ダブルクォートで囲まれずに送受信者の名前が記入されているケース、”<“や”>” でメールアドレスを囲んでいないケース、があります。
これだけ種類があるので、正規表現1つでなんとか~というのを諦めました。
もっとも、厳密な電子メールアドレスの正規表現はかなり複雑になります。今回電子メールアドレスとしては正しいということを想定し、単に抜き出すことをメインとするので、それなりに処理することにしました。

もう1点厄介なことがあります。
上記の記述が、複数宛先になった場合でも同様という点です。アドレスは、カンマ区切りで列挙されるという原則はそのまま適用できますが、カンマ区切りされている中で上記のケースに対応できないと駄目そうです。
またフレーズ中にカンマが出現することも考えられるので、単純なsplitという訳にもいきません。

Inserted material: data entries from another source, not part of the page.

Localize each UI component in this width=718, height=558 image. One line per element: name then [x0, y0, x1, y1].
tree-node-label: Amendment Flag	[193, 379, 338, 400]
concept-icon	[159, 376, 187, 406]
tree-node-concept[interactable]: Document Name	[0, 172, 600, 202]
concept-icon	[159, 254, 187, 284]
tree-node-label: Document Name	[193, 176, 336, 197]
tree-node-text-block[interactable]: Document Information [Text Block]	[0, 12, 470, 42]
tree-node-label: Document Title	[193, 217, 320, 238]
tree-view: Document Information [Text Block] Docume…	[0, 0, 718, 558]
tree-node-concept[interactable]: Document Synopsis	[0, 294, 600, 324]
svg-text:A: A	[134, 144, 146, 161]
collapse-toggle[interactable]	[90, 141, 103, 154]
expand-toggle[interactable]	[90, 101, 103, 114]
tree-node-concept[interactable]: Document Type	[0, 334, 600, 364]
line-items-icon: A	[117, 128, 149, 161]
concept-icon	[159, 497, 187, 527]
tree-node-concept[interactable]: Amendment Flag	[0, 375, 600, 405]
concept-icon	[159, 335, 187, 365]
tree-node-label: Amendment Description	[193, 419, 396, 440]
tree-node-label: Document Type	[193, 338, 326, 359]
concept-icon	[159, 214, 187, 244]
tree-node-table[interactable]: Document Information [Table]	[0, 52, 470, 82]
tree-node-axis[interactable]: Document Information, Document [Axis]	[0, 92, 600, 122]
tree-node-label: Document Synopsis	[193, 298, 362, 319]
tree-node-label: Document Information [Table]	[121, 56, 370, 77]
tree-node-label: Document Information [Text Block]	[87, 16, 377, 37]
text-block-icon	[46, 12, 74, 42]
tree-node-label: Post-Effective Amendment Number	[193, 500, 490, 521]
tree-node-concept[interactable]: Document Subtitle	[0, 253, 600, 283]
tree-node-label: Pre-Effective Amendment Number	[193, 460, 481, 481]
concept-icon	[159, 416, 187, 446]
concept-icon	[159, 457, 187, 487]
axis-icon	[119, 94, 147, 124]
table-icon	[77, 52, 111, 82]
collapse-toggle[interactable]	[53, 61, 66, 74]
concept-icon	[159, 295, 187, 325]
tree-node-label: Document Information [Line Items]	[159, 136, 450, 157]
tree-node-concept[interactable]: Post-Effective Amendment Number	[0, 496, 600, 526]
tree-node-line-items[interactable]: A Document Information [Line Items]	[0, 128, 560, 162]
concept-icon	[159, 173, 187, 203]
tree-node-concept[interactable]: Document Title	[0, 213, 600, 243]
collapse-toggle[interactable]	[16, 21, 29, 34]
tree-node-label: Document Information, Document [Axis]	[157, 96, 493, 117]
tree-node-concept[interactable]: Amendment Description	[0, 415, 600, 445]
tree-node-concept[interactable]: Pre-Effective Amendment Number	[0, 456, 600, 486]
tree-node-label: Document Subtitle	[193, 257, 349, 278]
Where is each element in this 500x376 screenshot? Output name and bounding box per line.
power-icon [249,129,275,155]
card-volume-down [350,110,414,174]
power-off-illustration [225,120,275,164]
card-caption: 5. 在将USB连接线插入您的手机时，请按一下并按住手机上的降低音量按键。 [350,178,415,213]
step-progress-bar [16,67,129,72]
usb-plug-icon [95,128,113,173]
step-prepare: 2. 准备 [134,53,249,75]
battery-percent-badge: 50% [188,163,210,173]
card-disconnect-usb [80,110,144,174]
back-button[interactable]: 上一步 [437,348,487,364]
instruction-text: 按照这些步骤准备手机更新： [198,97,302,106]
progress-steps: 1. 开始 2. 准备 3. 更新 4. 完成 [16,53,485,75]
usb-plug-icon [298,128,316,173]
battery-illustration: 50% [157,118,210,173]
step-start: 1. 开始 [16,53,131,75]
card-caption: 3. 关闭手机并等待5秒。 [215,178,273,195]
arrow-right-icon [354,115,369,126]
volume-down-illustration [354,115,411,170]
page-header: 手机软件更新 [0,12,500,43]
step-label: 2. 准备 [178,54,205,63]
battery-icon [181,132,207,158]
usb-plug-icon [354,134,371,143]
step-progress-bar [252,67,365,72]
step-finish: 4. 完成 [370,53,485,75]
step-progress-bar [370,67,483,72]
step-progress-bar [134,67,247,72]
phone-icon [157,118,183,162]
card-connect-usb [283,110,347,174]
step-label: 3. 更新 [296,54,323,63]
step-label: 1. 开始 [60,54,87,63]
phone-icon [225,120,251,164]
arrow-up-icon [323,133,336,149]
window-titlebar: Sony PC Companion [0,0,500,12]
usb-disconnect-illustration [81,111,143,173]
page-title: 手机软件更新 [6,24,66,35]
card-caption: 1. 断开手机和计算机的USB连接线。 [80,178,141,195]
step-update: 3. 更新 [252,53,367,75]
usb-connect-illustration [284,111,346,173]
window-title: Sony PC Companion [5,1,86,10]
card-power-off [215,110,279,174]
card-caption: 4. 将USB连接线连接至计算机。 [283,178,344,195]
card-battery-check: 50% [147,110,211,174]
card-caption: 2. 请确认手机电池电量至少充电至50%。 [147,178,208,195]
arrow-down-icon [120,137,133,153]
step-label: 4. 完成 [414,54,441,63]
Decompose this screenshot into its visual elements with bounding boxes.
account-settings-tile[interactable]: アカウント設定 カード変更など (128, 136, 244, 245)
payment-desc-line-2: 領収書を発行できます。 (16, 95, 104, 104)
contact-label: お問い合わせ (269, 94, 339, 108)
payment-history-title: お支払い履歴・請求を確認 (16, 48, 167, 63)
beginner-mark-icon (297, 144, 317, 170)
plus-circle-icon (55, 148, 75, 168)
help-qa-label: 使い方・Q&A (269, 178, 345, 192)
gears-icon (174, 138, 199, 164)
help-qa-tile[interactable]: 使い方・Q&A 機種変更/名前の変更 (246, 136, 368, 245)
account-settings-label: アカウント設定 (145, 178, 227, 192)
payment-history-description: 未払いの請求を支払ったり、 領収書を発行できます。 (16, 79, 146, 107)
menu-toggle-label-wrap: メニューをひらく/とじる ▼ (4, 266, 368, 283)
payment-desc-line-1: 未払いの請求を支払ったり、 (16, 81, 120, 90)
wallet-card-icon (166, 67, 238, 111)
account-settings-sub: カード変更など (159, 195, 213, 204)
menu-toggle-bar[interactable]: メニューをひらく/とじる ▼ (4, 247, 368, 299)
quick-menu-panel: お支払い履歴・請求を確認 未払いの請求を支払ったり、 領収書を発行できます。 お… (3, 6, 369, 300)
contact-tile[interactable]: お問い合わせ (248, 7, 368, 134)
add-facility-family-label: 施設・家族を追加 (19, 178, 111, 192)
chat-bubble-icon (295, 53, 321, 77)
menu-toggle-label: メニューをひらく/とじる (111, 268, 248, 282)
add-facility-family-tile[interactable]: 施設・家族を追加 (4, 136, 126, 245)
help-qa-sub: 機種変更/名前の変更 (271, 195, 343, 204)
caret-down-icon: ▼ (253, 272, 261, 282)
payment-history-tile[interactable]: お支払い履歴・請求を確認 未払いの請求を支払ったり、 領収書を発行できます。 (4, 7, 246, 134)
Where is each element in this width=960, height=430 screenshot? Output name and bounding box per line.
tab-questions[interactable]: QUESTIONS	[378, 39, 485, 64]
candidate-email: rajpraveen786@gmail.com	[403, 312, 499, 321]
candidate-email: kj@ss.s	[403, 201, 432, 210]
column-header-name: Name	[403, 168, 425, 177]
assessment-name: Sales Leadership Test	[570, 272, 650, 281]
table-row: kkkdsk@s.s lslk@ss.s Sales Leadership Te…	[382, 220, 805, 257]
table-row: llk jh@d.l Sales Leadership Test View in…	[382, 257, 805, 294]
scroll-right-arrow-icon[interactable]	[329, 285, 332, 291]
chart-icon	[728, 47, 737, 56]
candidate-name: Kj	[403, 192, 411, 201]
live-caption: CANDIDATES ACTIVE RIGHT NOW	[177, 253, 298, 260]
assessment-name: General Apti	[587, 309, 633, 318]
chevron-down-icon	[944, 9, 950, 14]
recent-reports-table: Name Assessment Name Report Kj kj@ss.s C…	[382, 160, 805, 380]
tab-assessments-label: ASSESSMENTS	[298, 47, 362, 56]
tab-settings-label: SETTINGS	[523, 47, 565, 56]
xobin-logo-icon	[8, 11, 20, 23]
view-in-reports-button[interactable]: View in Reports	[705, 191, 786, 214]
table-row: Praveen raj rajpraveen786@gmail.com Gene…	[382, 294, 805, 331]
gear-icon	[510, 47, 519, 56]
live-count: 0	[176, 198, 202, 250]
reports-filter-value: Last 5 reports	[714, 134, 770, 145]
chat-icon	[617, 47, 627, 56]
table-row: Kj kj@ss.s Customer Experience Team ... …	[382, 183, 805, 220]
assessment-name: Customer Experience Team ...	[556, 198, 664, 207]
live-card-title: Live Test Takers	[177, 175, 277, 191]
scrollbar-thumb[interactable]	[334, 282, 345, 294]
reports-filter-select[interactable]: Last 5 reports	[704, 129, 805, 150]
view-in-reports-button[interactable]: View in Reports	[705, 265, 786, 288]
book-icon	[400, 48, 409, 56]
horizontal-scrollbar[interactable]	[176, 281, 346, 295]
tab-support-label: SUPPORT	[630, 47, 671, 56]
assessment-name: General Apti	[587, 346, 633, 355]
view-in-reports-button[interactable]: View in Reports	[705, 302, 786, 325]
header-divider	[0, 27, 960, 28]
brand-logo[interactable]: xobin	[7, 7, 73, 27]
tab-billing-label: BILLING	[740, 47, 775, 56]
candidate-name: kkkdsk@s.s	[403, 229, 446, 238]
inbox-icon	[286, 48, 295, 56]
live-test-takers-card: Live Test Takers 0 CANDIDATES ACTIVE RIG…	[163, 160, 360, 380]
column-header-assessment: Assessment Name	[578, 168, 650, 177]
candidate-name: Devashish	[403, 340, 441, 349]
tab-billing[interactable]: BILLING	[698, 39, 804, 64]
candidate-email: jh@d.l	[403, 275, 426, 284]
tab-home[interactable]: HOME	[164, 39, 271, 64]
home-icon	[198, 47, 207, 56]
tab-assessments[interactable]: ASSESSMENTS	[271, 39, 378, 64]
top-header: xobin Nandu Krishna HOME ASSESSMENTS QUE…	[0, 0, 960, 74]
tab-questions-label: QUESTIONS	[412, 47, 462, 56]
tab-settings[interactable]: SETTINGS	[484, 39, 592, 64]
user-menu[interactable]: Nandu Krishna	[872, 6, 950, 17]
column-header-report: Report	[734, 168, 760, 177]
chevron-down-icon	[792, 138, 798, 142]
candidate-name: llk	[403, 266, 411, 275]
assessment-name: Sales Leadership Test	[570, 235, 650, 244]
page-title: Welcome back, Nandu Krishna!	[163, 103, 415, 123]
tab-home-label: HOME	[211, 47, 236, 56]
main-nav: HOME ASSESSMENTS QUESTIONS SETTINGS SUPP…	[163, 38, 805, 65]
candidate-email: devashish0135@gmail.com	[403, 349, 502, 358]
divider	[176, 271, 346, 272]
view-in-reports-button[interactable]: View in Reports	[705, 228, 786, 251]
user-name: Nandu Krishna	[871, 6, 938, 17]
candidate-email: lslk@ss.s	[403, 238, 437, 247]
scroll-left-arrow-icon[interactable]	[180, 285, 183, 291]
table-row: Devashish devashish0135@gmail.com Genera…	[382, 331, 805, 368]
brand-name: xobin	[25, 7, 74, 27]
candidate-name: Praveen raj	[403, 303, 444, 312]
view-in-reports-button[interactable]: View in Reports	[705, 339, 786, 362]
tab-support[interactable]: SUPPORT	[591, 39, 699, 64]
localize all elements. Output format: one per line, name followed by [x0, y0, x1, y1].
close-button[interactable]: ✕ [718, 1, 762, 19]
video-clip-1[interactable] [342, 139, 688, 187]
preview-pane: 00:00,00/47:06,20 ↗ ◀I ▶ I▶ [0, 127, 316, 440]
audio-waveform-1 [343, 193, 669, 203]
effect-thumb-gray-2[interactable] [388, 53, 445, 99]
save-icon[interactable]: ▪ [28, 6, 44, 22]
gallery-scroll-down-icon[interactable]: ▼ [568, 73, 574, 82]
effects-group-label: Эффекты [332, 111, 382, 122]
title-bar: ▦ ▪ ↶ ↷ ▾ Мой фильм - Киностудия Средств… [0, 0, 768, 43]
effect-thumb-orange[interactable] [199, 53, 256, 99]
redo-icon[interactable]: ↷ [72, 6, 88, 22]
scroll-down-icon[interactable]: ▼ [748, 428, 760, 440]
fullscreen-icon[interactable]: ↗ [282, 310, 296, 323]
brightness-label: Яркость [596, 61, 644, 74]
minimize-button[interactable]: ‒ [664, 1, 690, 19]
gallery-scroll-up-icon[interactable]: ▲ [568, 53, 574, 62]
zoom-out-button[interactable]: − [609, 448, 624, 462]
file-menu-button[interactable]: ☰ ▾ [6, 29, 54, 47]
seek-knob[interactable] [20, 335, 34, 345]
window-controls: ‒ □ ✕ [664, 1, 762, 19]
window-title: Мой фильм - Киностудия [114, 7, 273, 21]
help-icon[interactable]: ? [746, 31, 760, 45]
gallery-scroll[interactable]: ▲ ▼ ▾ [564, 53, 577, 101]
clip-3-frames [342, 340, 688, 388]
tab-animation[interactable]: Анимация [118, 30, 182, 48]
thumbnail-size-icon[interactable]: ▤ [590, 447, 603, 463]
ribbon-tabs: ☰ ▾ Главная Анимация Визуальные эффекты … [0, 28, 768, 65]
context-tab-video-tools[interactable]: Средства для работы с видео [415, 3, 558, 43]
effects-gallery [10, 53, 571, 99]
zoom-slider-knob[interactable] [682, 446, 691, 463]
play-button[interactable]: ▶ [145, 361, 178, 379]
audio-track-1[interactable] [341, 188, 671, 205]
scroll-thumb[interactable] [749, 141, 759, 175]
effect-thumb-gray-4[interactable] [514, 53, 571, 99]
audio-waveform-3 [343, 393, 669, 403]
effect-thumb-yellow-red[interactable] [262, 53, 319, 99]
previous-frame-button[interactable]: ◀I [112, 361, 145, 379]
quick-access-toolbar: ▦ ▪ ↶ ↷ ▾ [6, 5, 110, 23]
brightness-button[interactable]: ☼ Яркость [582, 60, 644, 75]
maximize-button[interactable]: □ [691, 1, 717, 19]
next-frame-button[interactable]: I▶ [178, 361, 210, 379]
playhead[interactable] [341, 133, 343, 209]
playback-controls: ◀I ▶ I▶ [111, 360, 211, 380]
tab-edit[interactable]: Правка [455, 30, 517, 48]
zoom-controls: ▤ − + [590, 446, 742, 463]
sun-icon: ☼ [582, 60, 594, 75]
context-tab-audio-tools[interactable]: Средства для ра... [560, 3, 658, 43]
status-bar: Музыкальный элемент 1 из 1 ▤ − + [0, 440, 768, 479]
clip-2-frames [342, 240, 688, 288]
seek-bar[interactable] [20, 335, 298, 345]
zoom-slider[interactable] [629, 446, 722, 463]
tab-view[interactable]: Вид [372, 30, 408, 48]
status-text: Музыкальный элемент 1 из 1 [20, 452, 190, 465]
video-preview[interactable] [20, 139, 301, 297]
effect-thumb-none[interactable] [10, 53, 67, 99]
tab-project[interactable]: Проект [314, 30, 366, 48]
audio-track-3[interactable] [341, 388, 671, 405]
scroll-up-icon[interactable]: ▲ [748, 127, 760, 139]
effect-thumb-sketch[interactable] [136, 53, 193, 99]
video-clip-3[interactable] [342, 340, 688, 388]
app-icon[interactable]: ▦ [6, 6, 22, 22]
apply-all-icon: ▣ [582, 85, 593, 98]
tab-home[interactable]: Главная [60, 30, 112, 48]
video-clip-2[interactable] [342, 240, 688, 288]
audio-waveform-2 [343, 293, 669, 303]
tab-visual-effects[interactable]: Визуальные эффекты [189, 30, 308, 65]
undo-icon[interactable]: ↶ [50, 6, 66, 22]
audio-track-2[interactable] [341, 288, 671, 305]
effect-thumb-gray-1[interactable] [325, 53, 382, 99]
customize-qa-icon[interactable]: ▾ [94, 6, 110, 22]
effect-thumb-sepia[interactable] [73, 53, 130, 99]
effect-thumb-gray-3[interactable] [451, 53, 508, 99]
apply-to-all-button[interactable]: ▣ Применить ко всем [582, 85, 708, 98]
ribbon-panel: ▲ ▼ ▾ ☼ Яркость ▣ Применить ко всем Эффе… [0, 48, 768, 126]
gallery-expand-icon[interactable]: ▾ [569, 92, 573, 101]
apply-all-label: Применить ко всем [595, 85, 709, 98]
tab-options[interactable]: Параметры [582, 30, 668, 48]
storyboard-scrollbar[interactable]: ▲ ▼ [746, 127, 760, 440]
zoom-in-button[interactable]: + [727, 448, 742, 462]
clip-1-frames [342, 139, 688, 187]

複数宛先の時にさらに大変そうなのが、グループという概念です。コロン(:)で区切られる表示名と、セミコロン”;”までのアドレス群を処理できないとまずそうな点です。 さらに、カンマ区切りでなくセミコロン区切りで複数アドレスを列挙してくるケースもあるそうです。

上記のフレーズの部分では、アドレスの所有者の名前が記入されますが、これがエンコードされているケースもあります。これまでの処理分岐を考えると、シンプルにかけないもんだなぁと感じます。